Migration involves the geographical displacement of people from their habitual place of residence. There are various types of migration, which are differentiated on the basis of the length of time the individual spends away from her home (permanent/temporary migration; circular migration; seasonal migration); the reason for migration (such as migration for work, education, or family reunification); the degree of freedom involved in the decision to migrate (voluntary or forced migration); whether the movement is legally permitted (legal or undocumented migration); and whether the movement involves the crossing of a state border (internal or international migration). Because of these differences, destination countries, international organizations, and researchers give migrants labels, which carry particular legal consequences, rights, and responsibilities, such as migrant worker, refugee, or undocumented migrant.

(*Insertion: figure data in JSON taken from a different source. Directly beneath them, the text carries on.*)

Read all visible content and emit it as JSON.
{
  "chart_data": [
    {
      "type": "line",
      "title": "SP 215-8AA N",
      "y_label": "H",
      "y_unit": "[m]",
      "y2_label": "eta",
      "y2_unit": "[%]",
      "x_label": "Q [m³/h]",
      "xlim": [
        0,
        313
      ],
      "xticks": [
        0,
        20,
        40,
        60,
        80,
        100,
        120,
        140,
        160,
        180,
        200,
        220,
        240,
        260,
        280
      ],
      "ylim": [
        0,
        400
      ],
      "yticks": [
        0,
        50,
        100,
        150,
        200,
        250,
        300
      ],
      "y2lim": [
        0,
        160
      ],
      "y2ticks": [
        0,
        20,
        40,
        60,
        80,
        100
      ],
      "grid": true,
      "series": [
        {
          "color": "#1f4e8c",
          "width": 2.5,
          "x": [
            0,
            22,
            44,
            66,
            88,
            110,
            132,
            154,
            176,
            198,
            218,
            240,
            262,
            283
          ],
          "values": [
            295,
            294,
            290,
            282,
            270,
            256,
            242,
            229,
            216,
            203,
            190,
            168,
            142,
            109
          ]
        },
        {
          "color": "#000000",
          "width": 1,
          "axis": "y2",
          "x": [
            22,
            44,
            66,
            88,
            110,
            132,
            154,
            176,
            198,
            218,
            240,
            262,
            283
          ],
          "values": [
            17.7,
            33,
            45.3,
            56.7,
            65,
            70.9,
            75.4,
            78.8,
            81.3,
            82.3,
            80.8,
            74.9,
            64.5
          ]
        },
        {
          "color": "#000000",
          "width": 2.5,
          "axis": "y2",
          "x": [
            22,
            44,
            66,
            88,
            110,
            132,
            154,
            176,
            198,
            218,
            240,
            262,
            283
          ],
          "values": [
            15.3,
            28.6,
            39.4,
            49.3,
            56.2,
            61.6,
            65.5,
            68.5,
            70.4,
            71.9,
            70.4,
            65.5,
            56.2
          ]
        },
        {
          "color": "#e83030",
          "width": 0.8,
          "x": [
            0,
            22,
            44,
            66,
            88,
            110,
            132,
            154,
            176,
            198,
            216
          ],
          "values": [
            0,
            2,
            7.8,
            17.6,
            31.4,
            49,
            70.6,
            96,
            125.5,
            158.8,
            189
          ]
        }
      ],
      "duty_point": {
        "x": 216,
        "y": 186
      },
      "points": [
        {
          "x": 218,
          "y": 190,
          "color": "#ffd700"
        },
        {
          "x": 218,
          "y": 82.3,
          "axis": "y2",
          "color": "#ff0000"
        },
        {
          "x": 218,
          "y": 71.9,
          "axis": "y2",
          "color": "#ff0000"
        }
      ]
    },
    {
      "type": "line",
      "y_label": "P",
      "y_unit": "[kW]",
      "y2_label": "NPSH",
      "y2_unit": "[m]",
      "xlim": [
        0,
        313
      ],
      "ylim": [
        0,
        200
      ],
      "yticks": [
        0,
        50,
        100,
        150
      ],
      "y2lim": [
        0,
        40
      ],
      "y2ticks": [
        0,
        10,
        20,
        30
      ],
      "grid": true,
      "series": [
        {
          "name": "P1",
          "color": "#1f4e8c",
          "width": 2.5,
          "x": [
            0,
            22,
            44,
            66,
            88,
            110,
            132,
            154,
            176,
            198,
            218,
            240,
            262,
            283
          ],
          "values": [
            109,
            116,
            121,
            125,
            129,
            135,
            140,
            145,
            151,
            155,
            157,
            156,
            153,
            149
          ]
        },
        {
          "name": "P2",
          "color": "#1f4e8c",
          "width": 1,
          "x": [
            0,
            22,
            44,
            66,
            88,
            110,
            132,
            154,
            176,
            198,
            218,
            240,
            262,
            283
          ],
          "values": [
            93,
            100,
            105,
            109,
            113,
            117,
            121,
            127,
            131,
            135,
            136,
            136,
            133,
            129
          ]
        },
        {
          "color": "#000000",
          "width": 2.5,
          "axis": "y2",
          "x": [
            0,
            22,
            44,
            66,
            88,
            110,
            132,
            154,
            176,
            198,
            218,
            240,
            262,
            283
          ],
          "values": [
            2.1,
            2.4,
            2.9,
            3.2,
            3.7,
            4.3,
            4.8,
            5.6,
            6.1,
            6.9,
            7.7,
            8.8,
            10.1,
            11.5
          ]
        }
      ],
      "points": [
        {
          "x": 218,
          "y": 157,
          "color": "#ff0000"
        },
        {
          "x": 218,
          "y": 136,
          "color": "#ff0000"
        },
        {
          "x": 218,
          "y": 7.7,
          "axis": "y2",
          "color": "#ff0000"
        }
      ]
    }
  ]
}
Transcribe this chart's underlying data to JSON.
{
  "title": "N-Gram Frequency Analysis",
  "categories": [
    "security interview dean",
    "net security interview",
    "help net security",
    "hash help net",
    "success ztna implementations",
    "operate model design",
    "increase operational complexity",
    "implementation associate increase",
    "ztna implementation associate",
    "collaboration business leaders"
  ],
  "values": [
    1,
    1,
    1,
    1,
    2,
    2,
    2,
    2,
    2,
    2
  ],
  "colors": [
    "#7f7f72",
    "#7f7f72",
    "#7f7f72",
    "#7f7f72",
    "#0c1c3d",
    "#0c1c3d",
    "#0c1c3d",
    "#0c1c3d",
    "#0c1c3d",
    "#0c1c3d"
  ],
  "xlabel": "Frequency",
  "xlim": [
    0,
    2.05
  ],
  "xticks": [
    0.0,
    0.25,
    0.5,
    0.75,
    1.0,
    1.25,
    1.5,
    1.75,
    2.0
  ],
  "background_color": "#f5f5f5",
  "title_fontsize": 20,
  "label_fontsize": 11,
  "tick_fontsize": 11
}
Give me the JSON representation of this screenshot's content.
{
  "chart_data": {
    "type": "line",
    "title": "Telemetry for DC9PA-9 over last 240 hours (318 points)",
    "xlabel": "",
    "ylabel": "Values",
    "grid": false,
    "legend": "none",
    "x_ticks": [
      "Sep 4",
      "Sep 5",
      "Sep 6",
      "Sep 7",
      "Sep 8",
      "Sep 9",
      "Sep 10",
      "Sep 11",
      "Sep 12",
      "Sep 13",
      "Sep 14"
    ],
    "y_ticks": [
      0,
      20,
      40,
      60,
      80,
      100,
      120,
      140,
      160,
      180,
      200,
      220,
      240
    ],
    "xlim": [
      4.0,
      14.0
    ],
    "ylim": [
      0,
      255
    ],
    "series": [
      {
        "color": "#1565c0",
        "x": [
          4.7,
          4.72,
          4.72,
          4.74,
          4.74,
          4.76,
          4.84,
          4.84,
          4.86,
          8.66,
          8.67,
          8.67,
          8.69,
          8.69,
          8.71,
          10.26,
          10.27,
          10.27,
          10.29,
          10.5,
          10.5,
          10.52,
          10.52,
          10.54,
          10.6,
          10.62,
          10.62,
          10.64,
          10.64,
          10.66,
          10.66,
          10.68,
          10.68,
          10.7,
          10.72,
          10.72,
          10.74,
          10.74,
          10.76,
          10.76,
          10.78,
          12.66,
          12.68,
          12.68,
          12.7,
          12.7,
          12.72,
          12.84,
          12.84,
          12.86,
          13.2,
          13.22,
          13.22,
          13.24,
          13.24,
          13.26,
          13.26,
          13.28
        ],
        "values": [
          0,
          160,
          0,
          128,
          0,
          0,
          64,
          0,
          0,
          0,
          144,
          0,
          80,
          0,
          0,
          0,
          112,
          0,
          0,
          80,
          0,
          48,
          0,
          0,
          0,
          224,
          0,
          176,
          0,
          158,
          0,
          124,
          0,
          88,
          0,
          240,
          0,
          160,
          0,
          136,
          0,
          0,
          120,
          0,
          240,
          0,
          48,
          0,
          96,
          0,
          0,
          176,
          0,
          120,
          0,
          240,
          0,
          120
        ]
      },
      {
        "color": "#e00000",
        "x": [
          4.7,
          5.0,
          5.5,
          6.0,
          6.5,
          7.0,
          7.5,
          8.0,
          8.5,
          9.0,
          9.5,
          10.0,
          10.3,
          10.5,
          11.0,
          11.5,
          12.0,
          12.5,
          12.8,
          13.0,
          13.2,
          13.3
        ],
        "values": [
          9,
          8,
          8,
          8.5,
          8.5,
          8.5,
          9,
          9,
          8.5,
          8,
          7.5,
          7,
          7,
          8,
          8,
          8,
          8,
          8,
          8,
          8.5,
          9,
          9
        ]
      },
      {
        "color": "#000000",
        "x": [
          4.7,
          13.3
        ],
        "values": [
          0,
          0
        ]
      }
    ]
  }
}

Women's Migration Patterns

Women and mothers are involved in all of these movements, but over the course of history, their participation has changed. For example, international migration for work was generally associated with men's migration to provide financially for their family, but we now know that mothers also participate in labor migration. Particularly in patriarchal and/or patrilineal societies, women generally migrated within national boundaries to marry in order to live at their husband's place of residence. Considering that in many countries motherhood outside of marriage was and continues to be shunned, women effectively migrated in order to become mothers.

Migration of mothers raises critical issues such as the reorganization of families, whether nuclear or extended in nature, into transnational families as well as the formation of global care chains.

Feminization of Migration

One of the most enduring ideas in migration is that men predominated in transnational migrations. However, Katharine Donato shows that women outnumbered men in some migration streams. In migration to the United States, women accounted for 55 percent of all immigrants between 1930 and 1979, and outnumbered men by over a million.

Official figures indicate that globally, women's share of the total number of international migrants increased from 46.6 percent in the 1960s to 48.8 percent in 2000. Most of the change is accounted by women migrating to more developed regions, such as Europe and the United States, where their share of the total number of international migrants increased from 47.9 percent to 50.9 percent over the same period. Women's share of total migrants in developing countries remained more or less constant at 45.7 percent.

The term feminization of migration highlights the fact that more women are leading migratory processes as primary migrants, rather than solely for the purpose of family reunification. While there are obvious problems with quantifying this process, both historically as well as in terms of current migration flows, it is nevertheless clear that economic and political changes since 1980s have led to an increasing number of women seeking work across national borders.